Als er sich den Augenblick seiner Rückkehr vorher ausgemalt hatte, hatte er sich immer irgendwo hinter einer Ecke gesehen, eine im Schatten verborgene Gestalt, die aus ihrem Versteck heraus alles beobachtete. Jemand, der den richtigen Moment abwartete, bis er zur Haustür hochging. Jetzt war es natürlich nicht dunkel, nicht einmal Abend, es gab keine dunklen Ecken, in denen man sich verstecken konnte. Es war die letzte Juniwoche, ein viel zu heller, viel zu schöner Sommernachmittag. Also stand er einfach da, auf der Straße, unübersehbar und gelähmt von Unentschlossenheit. Das hier war sein Zuhause, hier lebte seine Familie. Obwohl für ihn selbst seit »damals« nur ein paar Tage vergangen waren, hätte Alex ein Zeitreisender, ein Fremder sein können, ein Außerirdischer, der von einem Raumschiff auf die Erde gebeamt worden war. Die Vorstellung, seine Mutter könnte den Geist ihres toten Sohnes im Körper dieses falschen Jungen erkennen, kam ihm mit einem Mal absurd vor.

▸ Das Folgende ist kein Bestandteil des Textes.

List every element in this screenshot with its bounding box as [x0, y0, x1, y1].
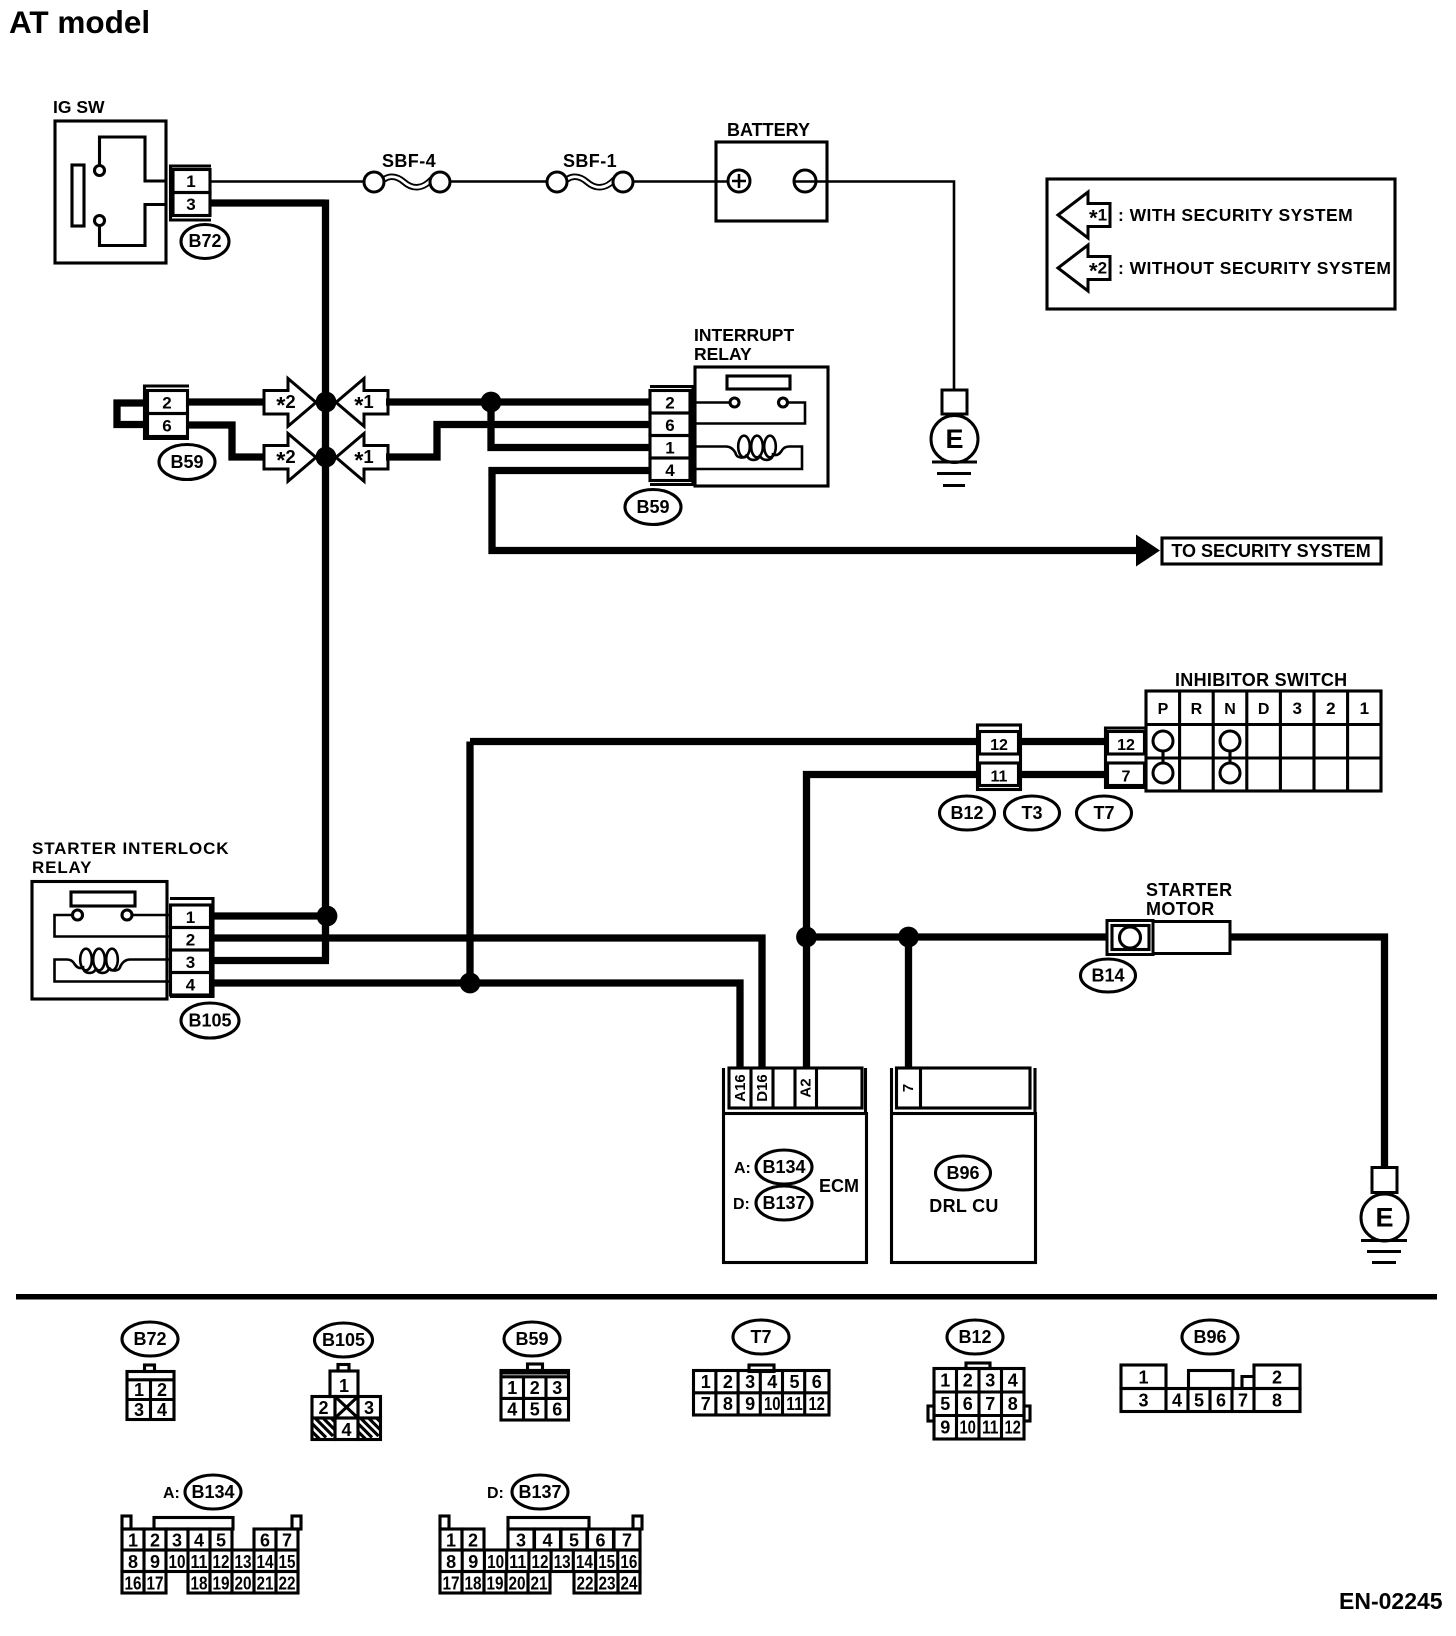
wire starter motor net: [807, 933, 1109, 940]
svg-text:9: 9: [468, 1552, 478, 1572]
svg-text:1: 1: [186, 908, 195, 927]
svg-text:16: 16: [620, 1552, 637, 1572]
legend ellipse B12: [947, 1320, 1003, 1354]
svg-text:B96: B96: [1193, 1327, 1226, 1347]
svg-text:DRL CU: DRL CU: [929, 1196, 998, 1216]
svg-text:7: 7: [282, 1531, 292, 1551]
junction dot pin4 riser: [460, 973, 481, 994]
legend arrow *1: [1058, 192, 1110, 238]
IG SW key bar: [72, 165, 84, 226]
svg-text:23: 23: [599, 1574, 616, 1594]
svg-text:B137: B137: [518, 1482, 561, 1502]
svg-text:B59: B59: [636, 497, 669, 517]
svg-text:4: 4: [1008, 1371, 1018, 1391]
wire B12 pin12 to T7 pin12: [1021, 738, 1108, 745]
svg-text:7: 7: [1238, 1391, 1248, 1411]
svg-text:1: 1: [186, 172, 195, 191]
starter interlock relay coil: [80, 949, 92, 971]
legend ellipse T7: [733, 1320, 789, 1354]
svg-text:4: 4: [157, 1400, 167, 1420]
svg-text:TO SECURITY SYSTEM: TO SECURITY SYSTEM: [1171, 541, 1370, 561]
wire IG pin1 to SBF-4: [209, 180, 364, 183]
arrow *2 row 1: [264, 379, 316, 427]
connector B59 left ellipse: [159, 445, 215, 480]
junction dot pin1 branch: [481, 392, 502, 413]
svg-text:N: N: [1224, 701, 1236, 718]
ground E (top): [931, 390, 978, 486]
svg-text:4: 4: [542, 1531, 552, 1551]
svg-text:4: 4: [767, 1372, 777, 1392]
svg-text:8: 8: [723, 1394, 733, 1414]
svg-text:1: 1: [701, 1372, 711, 1392]
svg-text:3: 3: [364, 1398, 374, 1418]
connector B59 left pin 6: [148, 414, 188, 437]
ellipse T7: [1077, 796, 1132, 830]
interrupt relay coil: [738, 436, 750, 458]
IG SW lower contact wire: [100, 205, 167, 246]
svg-text:4: 4: [341, 1420, 351, 1440]
wire B12 pin11 to T7 pin7: [1021, 771, 1108, 778]
svg-text:E: E: [945, 424, 963, 454]
inhibitor switch grid: [1146, 691, 1381, 791]
legend connector B105 pinout: [312, 1365, 381, 1441]
svg-text:1: 1: [134, 1380, 144, 1400]
ECM connector strip bracket right: [864, 1068, 867, 1112]
legend ellipse B105: [315, 1323, 373, 1357]
svg-text:RELAY: RELAY: [32, 858, 92, 877]
svg-text:5: 5: [789, 1372, 799, 1392]
svg-text:3: 3: [134, 1400, 144, 1420]
legend connector B134 pinout: [122, 1516, 301, 1594]
svg-text:: WITH SECURITY SYSTEM: : WITH SECURITY SYSTEM: [1118, 205, 1353, 225]
svg-text:7: 7: [1122, 769, 1131, 786]
svg-text:2: 2: [150, 1531, 160, 1551]
svg-text:6: 6: [595, 1531, 605, 1551]
DRL CU connector strip: [897, 1068, 1031, 1108]
svg-text:3: 3: [552, 1378, 562, 1398]
connector B105 ellipse: [181, 1003, 239, 1038]
svg-text:5: 5: [216, 1531, 226, 1551]
svg-text:4: 4: [194, 1531, 204, 1551]
svg-text:8: 8: [446, 1552, 456, 1572]
wire relay pin2 to ECM D16: [212, 938, 762, 1067]
wire B12 pin11 to ECM A2: [807, 775, 978, 1068]
svg-text:10: 10: [959, 1418, 976, 1438]
svg-text:ECM: ECM: [819, 1176, 859, 1196]
legend ellipse B96: [1182, 1320, 1238, 1354]
svg-text:3: 3: [745, 1372, 755, 1392]
legend ellipse B137: [512, 1475, 568, 1509]
svg-text:6: 6: [552, 1400, 562, 1420]
svg-text:19: 19: [213, 1574, 230, 1594]
svg-text:B105: B105: [322, 1330, 365, 1350]
svg-text:5: 5: [1194, 1391, 1204, 1411]
junction dot DRL riser: [898, 927, 919, 948]
ECM connector strip: [729, 1068, 862, 1108]
svg-text:6: 6: [812, 1372, 822, 1392]
svg-text:IG SW: IG SW: [53, 97, 105, 117]
connector B12 pin 12: [980, 732, 1019, 755]
svg-text:B105: B105: [188, 1011, 231, 1031]
svg-text:A:: A:: [734, 1160, 751, 1177]
svg-text:6: 6: [260, 1531, 270, 1551]
interrupt relay pin6 internal wire: [696, 403, 805, 424]
legend connector B12 pinout: [928, 1363, 1030, 1439]
svg-text:1: 1: [446, 1531, 456, 1551]
starter interlock relay box: [32, 882, 167, 1000]
ignition switch IG SW box: [55, 121, 166, 263]
security system arrowhead: [1136, 535, 1160, 567]
legend box: [1047, 179, 1395, 309]
svg-text:D: D: [1258, 701, 1270, 718]
svg-text:2: 2: [665, 394, 674, 413]
svg-text:7: 7: [701, 1394, 711, 1414]
wire arrow *1 row2 to relay pin6: [386, 425, 651, 458]
svg-text:4: 4: [507, 1400, 517, 1420]
svg-text:4: 4: [665, 461, 675, 480]
svg-text:B137: B137: [762, 1193, 805, 1213]
connector B72 shell: [171, 166, 212, 220]
svg-text:SBF-4: SBF-4: [382, 151, 436, 171]
connector B12 pin 11: [980, 763, 1019, 786]
svg-text:T3: T3: [1021, 803, 1042, 823]
svg-text:INHIBITOR SWITCH: INHIBITOR SWITCH: [1175, 670, 1347, 690]
svg-text:B72: B72: [188, 231, 221, 251]
interrupt relay connector pin 2: [650, 391, 690, 414]
IG SW lower contact: [95, 216, 105, 226]
ellipse B134: [756, 1150, 812, 1184]
svg-text:3: 3: [186, 195, 195, 214]
svg-text:D:: D:: [733, 1196, 750, 1213]
ECM box: [724, 1114, 867, 1263]
connector B72 pin 3 box: [173, 193, 210, 216]
interrupt relay connector pin 6: [650, 413, 690, 436]
IG SW upper contact wire: [100, 137, 167, 181]
svg-text:1: 1: [1138, 1368, 1148, 1388]
svg-text:STARTER: STARTER: [1146, 880, 1232, 900]
svg-text:3: 3: [186, 953, 195, 972]
svg-text:E: E: [1375, 1203, 1393, 1233]
svg-text:13: 13: [554, 1552, 571, 1572]
svg-text:3: 3: [985, 1371, 995, 1391]
svg-text:B72: B72: [133, 1329, 166, 1349]
svg-text:15: 15: [279, 1552, 296, 1572]
svg-text:8: 8: [1272, 1391, 1282, 1411]
inhibitor N contacts: [1228, 748, 1231, 766]
ellipse B14: [1081, 959, 1136, 992]
svg-text:9: 9: [745, 1394, 755, 1414]
svg-text:22: 22: [577, 1574, 594, 1594]
svg-text:RELAY: RELAY: [694, 344, 752, 364]
svg-text:8: 8: [1008, 1394, 1018, 1414]
ellipse B137: [756, 1186, 812, 1220]
connector T7 pin 7: [1108, 763, 1145, 786]
svg-text:EN-02245: EN-02245: [1339, 1588, 1443, 1614]
svg-text:B59: B59: [515, 1329, 548, 1349]
svg-text:10: 10: [169, 1552, 186, 1572]
svg-text:B14: B14: [1091, 966, 1124, 986]
svg-text:20: 20: [509, 1574, 526, 1594]
svg-text:1: 1: [1360, 699, 1369, 718]
starter motor body: [1153, 922, 1230, 954]
svg-text:2: 2: [157, 1380, 167, 1400]
connector B72 pin 1 box: [173, 170, 210, 193]
svg-text:9: 9: [150, 1552, 160, 1572]
starter interlock relay pin1 internal wire: [133, 914, 171, 917]
svg-text:P: P: [1158, 701, 1169, 718]
svg-text:3: 3: [1138, 1391, 1148, 1411]
interrupt relay armature bar: [727, 376, 790, 389]
svg-text:12: 12: [213, 1552, 230, 1572]
connector B59 left pin 2: [148, 391, 188, 414]
svg-text:R: R: [1191, 701, 1203, 718]
ellipse T3: [1005, 796, 1060, 830]
svg-text:A:: A:: [163, 1485, 180, 1502]
svg-text:D16: D16: [754, 1074, 771, 1102]
svg-text:2: 2: [468, 1531, 478, 1551]
fuse SBF-4: [364, 151, 450, 192]
wire IG pin3 trunk down: [209, 200, 326, 961]
svg-text:T7: T7: [750, 1327, 771, 1347]
svg-text:4: 4: [186, 976, 196, 995]
interrupt relay box: [695, 367, 828, 486]
svg-text:1: 1: [940, 1371, 950, 1391]
wire SBF-4 to SBF-1: [450, 180, 546, 183]
svg-text:18: 18: [465, 1574, 482, 1594]
divider line: [16, 1294, 1437, 1300]
interrupt relay contact circles: [730, 398, 739, 407]
svg-text:2: 2: [1326, 699, 1335, 718]
svg-text:17: 17: [147, 1574, 164, 1594]
svg-text:6: 6: [963, 1394, 973, 1414]
svg-text:3: 3: [516, 1531, 526, 1551]
svg-text:17: 17: [443, 1574, 460, 1594]
wire arrow *1 row1 to relay pin2: [386, 398, 651, 405]
svg-text:5: 5: [569, 1531, 579, 1551]
legend ellipse B134: [185, 1475, 241, 1509]
starter interlock connector pin 1: [171, 905, 211, 928]
svg-text:1: 1: [507, 1378, 517, 1398]
junction dot A2 riser: [796, 927, 817, 948]
wire starter motor to ground E bottom: [1229, 937, 1385, 1168]
svg-text:7: 7: [900, 1084, 917, 1092]
connector B59 left shell: [145, 386, 190, 439]
svg-text:6: 6: [1216, 1391, 1226, 1411]
inhibitor P contacts: [1161, 748, 1164, 766]
connector B72 ellipse: [181, 225, 229, 259]
fuse SBF-1: [547, 151, 633, 192]
svg-text:16: 16: [125, 1574, 142, 1594]
starter interlock relay armature bar: [71, 892, 135, 906]
svg-text:5: 5: [530, 1400, 540, 1420]
junction dot row1: [316, 392, 337, 413]
junction dot row2: [316, 447, 337, 468]
to security system box: [1162, 538, 1381, 564]
interrupt relay connector shell: [650, 387, 693, 485]
svg-text:18: 18: [191, 1574, 208, 1594]
svg-text:D:: D:: [487, 1485, 504, 1502]
svg-text:5: 5: [940, 1394, 950, 1414]
svg-text:7: 7: [985, 1394, 995, 1414]
svg-text:2: 2: [530, 1378, 540, 1398]
wire riser to DRL CU pin7: [905, 937, 912, 1067]
svg-text:2: 2: [162, 394, 171, 413]
svg-text:24: 24: [621, 1574, 638, 1594]
starter interlock connector pin 4: [171, 973, 211, 996]
svg-text:11: 11: [786, 1394, 803, 1414]
starter interlock relay pin2 internal wire: [55, 915, 171, 937]
svg-text:2: 2: [1272, 1368, 1282, 1388]
arrow *1 row 1: [336, 379, 388, 427]
svg-text:13: 13: [235, 1552, 252, 1572]
IG SW upper contact: [95, 166, 105, 176]
battery BATTERY: [716, 120, 827, 221]
svg-text:B96: B96: [946, 1163, 979, 1183]
svg-text:T7: T7: [1093, 803, 1114, 823]
legend ellipse B72: [122, 1322, 178, 1356]
svg-text:19: 19: [487, 1574, 504, 1594]
wire relay pin3 to trunk: [212, 957, 329, 964]
svg-text:4: 4: [1172, 1391, 1182, 1411]
svg-text:21: 21: [531, 1574, 548, 1594]
svg-text:A16: A16: [732, 1074, 749, 1102]
starter interlock connector pin 3: [171, 950, 211, 973]
svg-text:2: 2: [318, 1398, 328, 1418]
svg-text:3: 3: [1292, 699, 1301, 718]
wire riser pin4 to B12 pin12: [466, 742, 473, 986]
legend connector B137 pinout: [440, 1516, 642, 1594]
legend connector B59 pinout: [501, 1364, 569, 1420]
ellipse B96: [936, 1156, 991, 1190]
ECM connector strip bracket left: [722, 1068, 725, 1112]
DRL CU connector strip bracket right: [1033, 1068, 1036, 1112]
svg-text:12: 12: [990, 737, 1008, 754]
interrupt relay connector pin 1: [650, 436, 690, 459]
svg-text:B134: B134: [762, 1157, 805, 1177]
legend connector T7 pinout: [694, 1365, 830, 1415]
svg-text:MOTOR: MOTOR: [1146, 899, 1215, 919]
svg-text:12: 12: [1117, 737, 1135, 754]
svg-text:: WITHOUT SECURITY SYSTEM: : WITHOUT SECURITY SYSTEM: [1118, 258, 1391, 278]
connector T7 pin 12: [1108, 732, 1145, 755]
svg-text:2: 2: [963, 1371, 973, 1391]
svg-text:11: 11: [982, 1418, 999, 1438]
arrow *2 row 2: [264, 434, 316, 482]
svg-text:8: 8: [128, 1552, 138, 1572]
svg-text:11: 11: [509, 1552, 526, 1572]
wire relay pin4 to ECM A16: [212, 983, 740, 1067]
svg-text:21: 21: [257, 1574, 274, 1594]
legend arrow *2: [1058, 245, 1110, 291]
svg-text:6: 6: [162, 417, 171, 436]
svg-text:3: 3: [172, 1531, 182, 1551]
svg-text:STARTER INTERLOCK: STARTER INTERLOCK: [32, 839, 229, 858]
legend connector B72 pinout: [127, 1365, 174, 1420]
legend connector B96 pinout: [1121, 1365, 1300, 1412]
wire branch to relay pin1: [491, 400, 651, 448]
legend ellipse B59: [504, 1322, 560, 1356]
wire pin2 to arrow *2 row1: [187, 398, 266, 405]
wire pin6 to arrow *2 row2: [186, 425, 266, 457]
svg-text:10: 10: [764, 1394, 781, 1414]
interrupt relay connector pin 4: [650, 458, 690, 481]
starter interlock connector shell: [170, 899, 213, 997]
wire SBF-1 to battery: [633, 180, 729, 183]
svg-text:B59: B59: [170, 452, 203, 472]
svg-text:11: 11: [991, 769, 1008, 786]
svg-text:1: 1: [128, 1531, 138, 1551]
svg-text:11: 11: [191, 1552, 208, 1572]
svg-text:14: 14: [576, 1552, 593, 1572]
svg-text:SBF-1: SBF-1: [563, 151, 617, 171]
DRL CU connector strip bracket left: [890, 1068, 893, 1112]
starter interlock relay contacts: [73, 910, 83, 920]
junction dot trunk pin1: [317, 906, 338, 927]
svg-text:15: 15: [598, 1552, 615, 1572]
wire B12 pin12 left: [470, 738, 978, 745]
DRL CU box: [892, 1114, 1036, 1263]
svg-text:7: 7: [622, 1531, 632, 1551]
starter interlock connector pin 2: [171, 928, 211, 951]
svg-text:10: 10: [487, 1552, 504, 1572]
svg-text:BATTERY: BATTERY: [727, 120, 810, 140]
svg-text:6: 6: [665, 416, 674, 435]
svg-text:12: 12: [532, 1552, 549, 1572]
wire relay pin1 to trunk: [212, 912, 329, 919]
svg-text:A2: A2: [798, 1078, 815, 1097]
svg-text:B12: B12: [958, 1327, 991, 1347]
svg-text:20: 20: [235, 1574, 252, 1594]
ellipse B12: [940, 796, 995, 830]
svg-text:14: 14: [257, 1552, 274, 1572]
arrow *1 row 2: [336, 434, 388, 482]
wire relay pin4 to security system: [492, 471, 1136, 551]
svg-text:B134: B134: [191, 1482, 234, 1502]
svg-text:12: 12: [808, 1394, 825, 1414]
connector B12 shell: [978, 725, 1021, 790]
svg-text:1: 1: [665, 439, 674, 458]
interrupt relay pin2 internal wire: [696, 401, 730, 404]
svg-text:9: 9: [940, 1418, 950, 1438]
svg-text:2: 2: [723, 1372, 733, 1392]
connector T7 shell: [1106, 728, 1147, 788]
svg-text:1: 1: [339, 1376, 349, 1396]
wire battery to ground E: [793, 182, 954, 392]
svg-text:12: 12: [1004, 1418, 1021, 1438]
svg-text:22: 22: [279, 1574, 296, 1594]
starter motor connector B14: [1107, 921, 1153, 955]
jumper loop wire pins 2-6: [117, 403, 148, 425]
svg-text:AT model: AT model: [9, 4, 150, 40]
svg-text:B12: B12: [950, 803, 983, 823]
ground E (bottom): [1361, 1168, 1408, 1263]
interrupt relay connector ellipse B59: [625, 490, 681, 525]
svg-text:INTERRUPT: INTERRUPT: [694, 325, 794, 345]
svg-text:2: 2: [186, 931, 195, 950]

Das Auto stand nicht in der Einfahrt. Das war ihm nicht gleich aufgefallen. Dad war bestimmt noch bei der Arbeit. Trotzdem war jemand da – in Mums und Dads Schlafzimmer stand ein Fenster offen, der Vorhang wehte im Luftzug und Alex hörte die Klospülung rauschen. Sams Roller lag auf der Vordertreppe wie ein abgefallenes Teil von einem Roboter. Alex hätte den Roller am liebsten aufgehoben und in den Hof geschoben, wo er nicht geklaut werden konnte. Früher wäre es ihm so was von egal gewesen, ob Sams Roller geklaut wurde oder nicht. Jetzt nicht mehr. Nachdem er ein paar Tage Flip gewesen war, der jüngere Bruder von Teri … Lag es daran? Wie auch immer, der Gedanke, dass Sam ihn nicht erkennen würde, war fast so erschreckend wie die Vorstellung, dass Mum ihn wie einen Fremden ansah, wenn sie die Tür aufmachte.